Could someone confirm me that at the moment there isn't any homebrew that supports audio playback?
smea
Of the things I've tried, which isn't much so far, blargSNES has sound, and my own HCGE does also, both running under Ninjhax. Accounting for posts that came up while I was writing this, Ninjhax only lacks sound on New 3DS; it's fine on the regular 3DS
As you mentioned in an earlier post, I based my code on the mic example
From what I can tell, blargSNES only has mono sound, no stereo, and since I couldn't find any information on panning or multiple output channels on a single mixing channel, nor could I accomplish anything with the two "unknown" parameters to CSND_playsound, HCGE also uses mono sound. If there is a method for outputting separate left/right on a single mix channel, or panning a mix channel entirely left or right, I'd certainly like to know about it
I've also come across an issue that I think relates to a question someone else asked earlier in this thread too - it seems that using CSND_LOOP_ENABLE doesn't actually work. At least, when I tried using it at startup and later manipulating the buffer it used, I was getting no sound output
Because I couldn't find any information on a callback function that triggers when the buffer is empty, or a way to determine the playback position of the buffer, and because CSND_LOOP_ENABLE didn't seem to work for me, what I ended up having to do was, given that I use VSYNC to lock HCGE to a 60fps rate, on every frame - Try to fill the audio buffer with enough data to account for 1/60th of a second, and make a new call to CSND_playsound with CSND_LOOP_DISABLE. The result isn't fantastic (it's slightly jittery and there's noticeable crackling), but it does provide continuous sound output
If you don't need to do your own sound mixing via software like I do, though, you'd probably get better results just feeding individual sounds to individual hardware channels by calling CSND_playsound with a different channel any time you needed to play a sound effect or start your music. However, your sound data would have to be loaded uncompressed in its entirety into a buffer, and the format would have to correspond with whichever setting you used for CSND_playsound. Also, for looping music, you'd probably have to use the playback length in time to set up a timer and make another CSND_playsound call to start it over, unless you happen to get CSND_LOOP_ENABLE to work. This, of course, probably wouldn't have a seamless repeat
As for actually loading the sound, you'd just create a regular array in RAM and fill it with the sound data you want to play
While I'm posting, though, I'd like to pose some questions directly -
Does CSND_LOOP_ENABLE actually ever work, and are there some known specific scenarios in which it wouldn't that someone can explain?

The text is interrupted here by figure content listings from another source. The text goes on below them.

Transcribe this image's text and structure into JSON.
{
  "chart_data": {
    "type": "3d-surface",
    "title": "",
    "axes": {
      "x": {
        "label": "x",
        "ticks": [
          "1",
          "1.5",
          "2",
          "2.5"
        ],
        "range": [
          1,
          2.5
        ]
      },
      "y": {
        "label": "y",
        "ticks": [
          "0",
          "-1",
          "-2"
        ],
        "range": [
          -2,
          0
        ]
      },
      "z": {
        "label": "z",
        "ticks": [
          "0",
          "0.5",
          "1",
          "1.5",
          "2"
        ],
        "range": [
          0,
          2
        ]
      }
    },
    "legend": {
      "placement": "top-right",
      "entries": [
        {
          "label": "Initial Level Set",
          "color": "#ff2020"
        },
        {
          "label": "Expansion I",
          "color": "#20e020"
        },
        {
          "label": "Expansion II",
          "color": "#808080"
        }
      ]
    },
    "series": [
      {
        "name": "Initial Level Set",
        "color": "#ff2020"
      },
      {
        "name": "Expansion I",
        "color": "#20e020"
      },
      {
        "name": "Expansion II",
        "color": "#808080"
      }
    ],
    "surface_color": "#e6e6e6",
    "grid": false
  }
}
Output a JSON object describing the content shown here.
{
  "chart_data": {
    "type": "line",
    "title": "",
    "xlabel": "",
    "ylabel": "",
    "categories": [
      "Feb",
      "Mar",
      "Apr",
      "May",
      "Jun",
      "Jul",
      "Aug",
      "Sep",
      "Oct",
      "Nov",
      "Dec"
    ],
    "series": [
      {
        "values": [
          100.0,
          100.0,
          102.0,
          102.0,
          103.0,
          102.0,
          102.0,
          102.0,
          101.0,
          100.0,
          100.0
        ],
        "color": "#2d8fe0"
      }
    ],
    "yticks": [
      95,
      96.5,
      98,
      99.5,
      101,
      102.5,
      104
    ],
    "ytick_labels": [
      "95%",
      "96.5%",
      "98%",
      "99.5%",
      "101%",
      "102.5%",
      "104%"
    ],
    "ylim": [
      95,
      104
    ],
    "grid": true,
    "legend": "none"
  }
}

Is there a known way to pan a hardware channel to the left or right, or to cause a single hardware channel to send different output to the left and right? If so, how is that done?
Is there a way to receive a signal when CSND_playsound is finished and respond to it immediately, or, is there a way to determine the playback position within the data after a CSND_playsound call is made? If so, how?
Is it possible at this point to use svcCreateThread to offload software sound mixing to the other processor core, and could someone explain its usage?